Meeting yesterday to discuss the potential fallout from Nokia’s job cuts affecting 3,700 domestic employees, the Finnish government has said it will push forward the implementation its €300m ($379m) growth package to encourage entrepreneurship and assist with the re-employment of top experts in the country.
Yesterday, Nokia announced that it is slashing 10,000 employees worldwide by the end of 2013 — 3,700 in Finland alone — as it seeks to cut costs and adapt its strategy to focus on its smartphone and location-based businesses. As a result, the Finnish government moved to prepare structural changes to assist and support new companies formed by people who had been cut from Nokia’s workforce.
The government had already set aside a €300 million growth package in its Spring budget over the course of its four year term, including tax incentives for research and development and private capital investments.
Nokia’s 3,700 Finnish job cuts and a further 2,000 by Nokia Siemens Networks have ensured the government may need to expedite the implementation of such funding and push ahead with its plans a lot more quickly. In fact, the government says that “the measures to boost innovation and investments, adopted as part of government discussion on spending limits, will be subject to a fast track process.”
Finland’s Ministry of Employment and the Economy explains the measures:
The measures to boost innovation and investments, adopted as part of government discussion on spending limits, will be subject to a fast track process. The measures will provide considerable opportunities for growth in various sectors and promote ways to harness the potential freed up from the ICT sector. In addition, work has already been initiated to rapidly implement measures required to deal with the structural change. Resources of the Finnish Funding Agency for Technology and Innovation Tekes will used in channelling expertise to other sectors and in the reorganisation of public services.
Key measures are set to be enforced following the governments next budget session in August. With Salo (a development and manufacturing plant for Nokia) already classified as an area of abrupt social change following cuts by the company, another key town in which the company operates — Oulu — could also given the classification.
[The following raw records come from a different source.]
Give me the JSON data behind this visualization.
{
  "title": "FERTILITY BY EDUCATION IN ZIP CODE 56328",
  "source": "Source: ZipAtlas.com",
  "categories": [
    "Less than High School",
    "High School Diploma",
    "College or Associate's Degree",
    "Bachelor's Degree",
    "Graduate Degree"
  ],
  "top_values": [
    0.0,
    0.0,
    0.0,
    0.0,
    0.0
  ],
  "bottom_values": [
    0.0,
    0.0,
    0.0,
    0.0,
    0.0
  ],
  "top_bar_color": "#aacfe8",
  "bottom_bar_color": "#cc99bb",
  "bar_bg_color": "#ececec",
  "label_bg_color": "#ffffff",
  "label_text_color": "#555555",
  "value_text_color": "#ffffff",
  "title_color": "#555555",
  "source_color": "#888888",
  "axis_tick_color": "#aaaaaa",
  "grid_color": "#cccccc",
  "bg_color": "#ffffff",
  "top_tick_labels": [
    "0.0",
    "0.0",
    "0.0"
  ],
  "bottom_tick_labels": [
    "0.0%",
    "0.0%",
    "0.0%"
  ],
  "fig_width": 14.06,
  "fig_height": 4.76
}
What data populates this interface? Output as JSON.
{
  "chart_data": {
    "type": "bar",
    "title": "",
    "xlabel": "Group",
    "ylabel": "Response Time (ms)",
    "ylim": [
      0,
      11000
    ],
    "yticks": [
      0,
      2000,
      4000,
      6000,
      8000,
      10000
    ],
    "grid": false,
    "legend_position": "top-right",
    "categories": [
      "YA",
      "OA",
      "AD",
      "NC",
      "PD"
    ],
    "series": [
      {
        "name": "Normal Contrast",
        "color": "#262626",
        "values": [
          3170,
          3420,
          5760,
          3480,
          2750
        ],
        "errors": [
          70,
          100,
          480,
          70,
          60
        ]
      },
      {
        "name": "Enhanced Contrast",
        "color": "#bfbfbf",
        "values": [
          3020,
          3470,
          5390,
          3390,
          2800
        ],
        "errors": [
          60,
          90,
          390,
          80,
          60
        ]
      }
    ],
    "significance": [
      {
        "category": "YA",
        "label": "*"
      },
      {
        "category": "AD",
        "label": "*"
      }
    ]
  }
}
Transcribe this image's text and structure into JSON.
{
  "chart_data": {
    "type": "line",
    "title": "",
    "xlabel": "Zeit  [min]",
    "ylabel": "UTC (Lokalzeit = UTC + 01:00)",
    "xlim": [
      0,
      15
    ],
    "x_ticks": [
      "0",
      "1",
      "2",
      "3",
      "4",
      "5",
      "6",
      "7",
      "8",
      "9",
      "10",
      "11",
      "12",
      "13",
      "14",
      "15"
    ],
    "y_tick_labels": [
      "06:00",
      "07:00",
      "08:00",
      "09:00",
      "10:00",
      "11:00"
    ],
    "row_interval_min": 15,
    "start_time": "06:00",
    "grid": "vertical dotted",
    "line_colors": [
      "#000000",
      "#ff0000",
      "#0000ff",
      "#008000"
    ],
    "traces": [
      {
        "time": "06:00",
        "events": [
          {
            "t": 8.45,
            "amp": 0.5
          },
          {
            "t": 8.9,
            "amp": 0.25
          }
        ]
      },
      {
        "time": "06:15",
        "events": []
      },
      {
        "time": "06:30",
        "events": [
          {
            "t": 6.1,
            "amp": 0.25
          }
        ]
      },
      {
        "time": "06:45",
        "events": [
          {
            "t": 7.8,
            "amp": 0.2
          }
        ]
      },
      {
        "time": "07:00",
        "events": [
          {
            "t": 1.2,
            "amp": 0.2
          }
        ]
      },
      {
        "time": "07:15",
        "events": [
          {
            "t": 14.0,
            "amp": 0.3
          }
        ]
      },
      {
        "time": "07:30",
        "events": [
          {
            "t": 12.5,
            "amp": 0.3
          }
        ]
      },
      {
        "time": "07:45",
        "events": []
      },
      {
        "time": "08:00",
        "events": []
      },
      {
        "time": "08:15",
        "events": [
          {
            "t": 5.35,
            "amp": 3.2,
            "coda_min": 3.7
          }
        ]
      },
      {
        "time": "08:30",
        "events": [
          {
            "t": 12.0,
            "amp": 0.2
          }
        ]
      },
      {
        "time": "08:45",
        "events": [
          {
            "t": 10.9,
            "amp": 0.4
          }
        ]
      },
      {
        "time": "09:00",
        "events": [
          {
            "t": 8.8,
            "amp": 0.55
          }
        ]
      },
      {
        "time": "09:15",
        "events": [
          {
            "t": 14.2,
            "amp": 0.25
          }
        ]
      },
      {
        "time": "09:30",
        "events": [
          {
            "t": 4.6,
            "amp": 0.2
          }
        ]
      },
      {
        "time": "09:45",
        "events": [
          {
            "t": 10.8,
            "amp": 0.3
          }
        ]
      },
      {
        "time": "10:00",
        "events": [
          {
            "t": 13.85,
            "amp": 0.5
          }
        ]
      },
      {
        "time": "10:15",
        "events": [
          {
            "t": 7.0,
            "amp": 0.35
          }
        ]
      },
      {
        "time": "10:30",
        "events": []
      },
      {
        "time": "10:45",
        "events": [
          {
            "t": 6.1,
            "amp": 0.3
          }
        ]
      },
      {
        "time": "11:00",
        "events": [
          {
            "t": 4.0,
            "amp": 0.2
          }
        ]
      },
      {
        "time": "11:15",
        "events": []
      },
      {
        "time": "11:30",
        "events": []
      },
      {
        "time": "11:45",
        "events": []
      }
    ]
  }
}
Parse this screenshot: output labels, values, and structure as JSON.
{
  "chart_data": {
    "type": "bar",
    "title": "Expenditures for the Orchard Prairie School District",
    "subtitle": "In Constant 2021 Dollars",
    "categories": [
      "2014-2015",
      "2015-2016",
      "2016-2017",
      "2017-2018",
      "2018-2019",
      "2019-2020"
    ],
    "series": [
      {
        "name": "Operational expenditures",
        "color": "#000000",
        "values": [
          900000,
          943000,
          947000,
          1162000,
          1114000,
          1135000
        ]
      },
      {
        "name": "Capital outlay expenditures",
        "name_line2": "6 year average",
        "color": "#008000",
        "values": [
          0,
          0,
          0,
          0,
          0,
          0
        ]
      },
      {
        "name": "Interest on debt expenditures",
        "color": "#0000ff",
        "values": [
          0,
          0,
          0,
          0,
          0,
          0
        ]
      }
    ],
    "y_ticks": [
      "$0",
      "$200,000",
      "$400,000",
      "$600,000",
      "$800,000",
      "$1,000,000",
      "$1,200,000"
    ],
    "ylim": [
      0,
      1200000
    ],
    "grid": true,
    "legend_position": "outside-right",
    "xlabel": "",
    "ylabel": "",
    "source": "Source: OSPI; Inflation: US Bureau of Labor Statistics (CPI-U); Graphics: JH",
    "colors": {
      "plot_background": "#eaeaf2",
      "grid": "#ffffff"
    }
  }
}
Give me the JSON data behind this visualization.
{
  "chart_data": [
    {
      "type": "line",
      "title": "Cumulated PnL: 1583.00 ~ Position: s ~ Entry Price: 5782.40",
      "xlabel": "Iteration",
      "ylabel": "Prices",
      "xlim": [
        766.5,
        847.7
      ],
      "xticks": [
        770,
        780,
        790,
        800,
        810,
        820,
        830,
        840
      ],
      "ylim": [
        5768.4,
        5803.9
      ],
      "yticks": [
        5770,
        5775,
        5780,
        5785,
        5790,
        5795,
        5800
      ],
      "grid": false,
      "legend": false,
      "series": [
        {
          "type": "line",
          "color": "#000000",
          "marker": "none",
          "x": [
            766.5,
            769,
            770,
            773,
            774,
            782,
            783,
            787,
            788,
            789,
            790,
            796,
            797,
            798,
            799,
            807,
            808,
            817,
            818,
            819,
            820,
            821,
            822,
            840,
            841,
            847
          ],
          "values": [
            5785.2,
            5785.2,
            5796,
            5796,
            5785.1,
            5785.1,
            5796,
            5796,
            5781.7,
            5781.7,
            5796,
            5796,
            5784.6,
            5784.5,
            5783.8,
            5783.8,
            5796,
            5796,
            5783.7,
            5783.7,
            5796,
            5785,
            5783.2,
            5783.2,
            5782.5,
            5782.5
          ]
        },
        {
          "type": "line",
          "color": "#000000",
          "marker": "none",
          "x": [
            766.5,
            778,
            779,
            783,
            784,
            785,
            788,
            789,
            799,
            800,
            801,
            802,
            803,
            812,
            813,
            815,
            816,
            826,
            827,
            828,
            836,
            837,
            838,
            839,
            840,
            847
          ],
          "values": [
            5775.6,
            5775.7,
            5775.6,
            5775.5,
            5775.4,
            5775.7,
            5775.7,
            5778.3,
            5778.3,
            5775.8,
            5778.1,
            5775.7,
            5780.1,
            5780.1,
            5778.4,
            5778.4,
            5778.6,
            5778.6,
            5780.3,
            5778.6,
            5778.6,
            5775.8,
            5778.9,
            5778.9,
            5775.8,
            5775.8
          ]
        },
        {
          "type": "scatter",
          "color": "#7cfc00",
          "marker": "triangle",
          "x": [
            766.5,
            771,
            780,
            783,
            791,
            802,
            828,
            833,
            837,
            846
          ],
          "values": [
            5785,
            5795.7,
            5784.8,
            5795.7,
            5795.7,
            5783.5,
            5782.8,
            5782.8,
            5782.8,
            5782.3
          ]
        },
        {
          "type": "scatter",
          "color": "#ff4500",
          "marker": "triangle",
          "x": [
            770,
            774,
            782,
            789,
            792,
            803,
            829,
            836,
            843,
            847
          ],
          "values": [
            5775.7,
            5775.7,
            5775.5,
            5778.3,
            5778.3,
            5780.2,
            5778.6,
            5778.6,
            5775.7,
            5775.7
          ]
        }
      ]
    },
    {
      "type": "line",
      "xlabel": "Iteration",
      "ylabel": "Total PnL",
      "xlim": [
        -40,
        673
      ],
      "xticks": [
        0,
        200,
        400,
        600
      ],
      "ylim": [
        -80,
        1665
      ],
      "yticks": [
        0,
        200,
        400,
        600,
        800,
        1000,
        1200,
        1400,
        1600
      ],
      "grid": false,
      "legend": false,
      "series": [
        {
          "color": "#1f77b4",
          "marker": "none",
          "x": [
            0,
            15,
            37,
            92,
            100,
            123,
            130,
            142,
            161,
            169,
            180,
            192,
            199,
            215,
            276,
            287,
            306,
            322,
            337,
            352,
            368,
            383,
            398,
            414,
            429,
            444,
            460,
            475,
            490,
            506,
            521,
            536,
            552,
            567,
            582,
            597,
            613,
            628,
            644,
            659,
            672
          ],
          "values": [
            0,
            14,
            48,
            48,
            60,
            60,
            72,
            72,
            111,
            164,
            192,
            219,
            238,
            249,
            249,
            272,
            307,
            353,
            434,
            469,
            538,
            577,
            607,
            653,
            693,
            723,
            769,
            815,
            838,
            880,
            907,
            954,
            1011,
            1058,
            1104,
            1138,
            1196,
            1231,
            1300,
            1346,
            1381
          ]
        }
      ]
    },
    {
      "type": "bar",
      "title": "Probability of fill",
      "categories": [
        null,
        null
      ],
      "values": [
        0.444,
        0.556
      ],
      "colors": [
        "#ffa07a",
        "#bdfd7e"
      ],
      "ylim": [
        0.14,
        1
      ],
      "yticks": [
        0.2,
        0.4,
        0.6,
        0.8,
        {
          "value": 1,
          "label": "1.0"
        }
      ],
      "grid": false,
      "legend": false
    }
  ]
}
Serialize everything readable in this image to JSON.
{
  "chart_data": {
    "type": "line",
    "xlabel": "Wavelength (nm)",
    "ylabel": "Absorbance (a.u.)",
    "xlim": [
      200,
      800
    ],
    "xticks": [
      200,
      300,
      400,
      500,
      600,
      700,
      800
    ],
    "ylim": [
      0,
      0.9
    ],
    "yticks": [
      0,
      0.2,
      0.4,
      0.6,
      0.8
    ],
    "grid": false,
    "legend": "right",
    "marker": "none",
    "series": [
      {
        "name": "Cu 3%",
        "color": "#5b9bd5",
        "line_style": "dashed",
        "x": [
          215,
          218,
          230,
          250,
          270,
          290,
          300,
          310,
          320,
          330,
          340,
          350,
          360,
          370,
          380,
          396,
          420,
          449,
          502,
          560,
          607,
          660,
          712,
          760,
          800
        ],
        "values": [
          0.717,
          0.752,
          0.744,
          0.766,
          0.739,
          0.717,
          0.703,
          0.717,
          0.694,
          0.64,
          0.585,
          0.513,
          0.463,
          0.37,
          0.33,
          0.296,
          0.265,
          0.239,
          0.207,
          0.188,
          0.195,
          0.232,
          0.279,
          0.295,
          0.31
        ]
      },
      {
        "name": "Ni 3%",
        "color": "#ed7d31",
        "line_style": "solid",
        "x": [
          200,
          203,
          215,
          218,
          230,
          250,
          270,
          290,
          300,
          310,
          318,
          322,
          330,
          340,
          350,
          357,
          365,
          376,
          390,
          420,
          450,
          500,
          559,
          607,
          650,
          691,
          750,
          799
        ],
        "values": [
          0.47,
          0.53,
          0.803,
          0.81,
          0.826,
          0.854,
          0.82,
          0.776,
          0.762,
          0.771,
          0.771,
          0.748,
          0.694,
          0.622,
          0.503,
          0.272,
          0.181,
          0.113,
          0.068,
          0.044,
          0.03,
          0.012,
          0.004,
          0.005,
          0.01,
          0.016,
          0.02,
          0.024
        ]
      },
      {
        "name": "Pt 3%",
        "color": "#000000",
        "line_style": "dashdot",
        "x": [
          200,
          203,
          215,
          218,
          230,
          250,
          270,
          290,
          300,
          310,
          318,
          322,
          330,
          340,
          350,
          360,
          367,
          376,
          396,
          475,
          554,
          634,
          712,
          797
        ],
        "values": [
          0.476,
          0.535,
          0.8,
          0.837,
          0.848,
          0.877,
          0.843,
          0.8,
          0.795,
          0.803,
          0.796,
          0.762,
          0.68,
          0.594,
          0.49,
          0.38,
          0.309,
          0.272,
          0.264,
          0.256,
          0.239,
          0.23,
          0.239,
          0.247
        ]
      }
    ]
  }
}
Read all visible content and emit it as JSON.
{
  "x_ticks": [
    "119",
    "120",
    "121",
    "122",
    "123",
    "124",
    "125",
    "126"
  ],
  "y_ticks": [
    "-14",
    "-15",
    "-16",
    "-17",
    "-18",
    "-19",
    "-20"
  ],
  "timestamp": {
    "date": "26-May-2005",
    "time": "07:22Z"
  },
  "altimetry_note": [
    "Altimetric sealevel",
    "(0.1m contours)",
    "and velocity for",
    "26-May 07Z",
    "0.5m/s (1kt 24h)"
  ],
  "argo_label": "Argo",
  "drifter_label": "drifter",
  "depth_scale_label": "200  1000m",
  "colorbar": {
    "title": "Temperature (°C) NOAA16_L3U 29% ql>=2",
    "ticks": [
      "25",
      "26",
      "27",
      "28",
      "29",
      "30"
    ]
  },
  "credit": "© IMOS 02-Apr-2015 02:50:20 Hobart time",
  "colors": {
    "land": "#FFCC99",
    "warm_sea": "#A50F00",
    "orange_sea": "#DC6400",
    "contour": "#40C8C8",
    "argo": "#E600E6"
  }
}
Antti Vilpponen, CEO and co-founder of ArcticStartup, a technology website covering technology startups and growth entrepreneurship from the Nordic and Baltic countries, believes that it might not take too long for former Nokia employees to find new jobs, telling The Next Web: “While the €300 million won’t be direct financial investments into startups, it is a step into the right direction in creating a diverse, high growth and ambitious growth company ecosystem in Finland.”
“The Finnish Ministry of Employment and Economy carried out a study between the years 2007 and 2009 where it found out that about 100,000 new jobs were created in Finland. Half of those were created by high growth businesses. If this speed is kept up, the 3700 new jobs (the same amount Nokia will layoff in Finland) will be created in a mere 40 days. All this highlights the importance of a diverse, high growth and ambitious startup environment for future financial and societal stability,” he added.
By cutting staff numbers, Nokia hopes to reduce expenses in its Devices & Services division by more than a billion Euros in the next year, having already saved approximately 700 million Euros by the end of the first quarter of 2012.
In total, Nokia says it will save more than 1.6 billion Euros by the end of 2013.